Même si l’expérience a été pénible par moments, Lalonde dit avoir savouré chaque moment de cette course.

«Les conditions étaient très chaudes, mais on ne le ressent plus dans la course. Il me semble qu’à un point, je me suis dit que mes lèvres étaient sèches, mais ce n’était pas un problème», raconte-t-elle.

«Je n’ai pas pensé à autre chose que de me pousser le plus que je pouvais. Après la ligne d’arrivée, je me suis dit “wow, quelle expérience et quelle année!”», lance la meilleure athlète acadienne de l’histoire.

Geneviève Lalonde reconnaît que la semaine qu’elle vient de vivre à l’autre bout du monde restera gravée à jamais dans sa mémoire.

«Mon but ultime était de me qualifier pour la finale. Mon but secondaire était de compétitionner du mieux que je pouvais. C’est pour ça que je suis sur la ligne de départ. J’ai terminé la course avec un bon chrono et j’ai fait mon possible pour faire la finale. Donc, je suis contente!»

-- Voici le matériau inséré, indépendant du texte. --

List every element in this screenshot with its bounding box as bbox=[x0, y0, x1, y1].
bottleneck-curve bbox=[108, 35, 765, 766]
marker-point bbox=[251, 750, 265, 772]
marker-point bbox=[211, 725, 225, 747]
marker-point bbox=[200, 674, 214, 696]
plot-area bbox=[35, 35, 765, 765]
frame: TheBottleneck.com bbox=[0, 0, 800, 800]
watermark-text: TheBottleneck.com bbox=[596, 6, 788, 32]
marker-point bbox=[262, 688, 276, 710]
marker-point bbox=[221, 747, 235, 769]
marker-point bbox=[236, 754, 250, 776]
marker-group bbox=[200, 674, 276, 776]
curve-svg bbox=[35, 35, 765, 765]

C’est donc avec le sentiment du devoir accompli qu’elle rentre au pays.

«Je suis maintenant à un autre niveau dans mon sport, mais dans la vie de tous les jours, ça ne changera pas grand-chose. Je continue d’avoir mes rêves et de suivre ma passion», souligne-t-elle.

«Je rentre à Guelph bientôt et je vais relaxer. J’ai fini les compétitions pour un bout. Je vais aussi faire un petit voyage en Acadie dans quelques semaines pour célébrer les 10 ans de mon ancienne école secondaire (l’Odyssée) et aussi pour passer du temps avec ma famille et mes amis.»

La suite des choses sera passablement occupée pour elle.

«Après ça, je retourne aux études (en maîtrise) et je vais faire un autre voyage dans l’Arctique pour la recherche (elle étudie en sciences de l’environnement). Ça va me permettre d’oublier un peu la course et de revenir encore plus fort l’an prochain. J’ai accompli plus que je n’aurais imaginé cette année, mais là, je vais m’amuser!»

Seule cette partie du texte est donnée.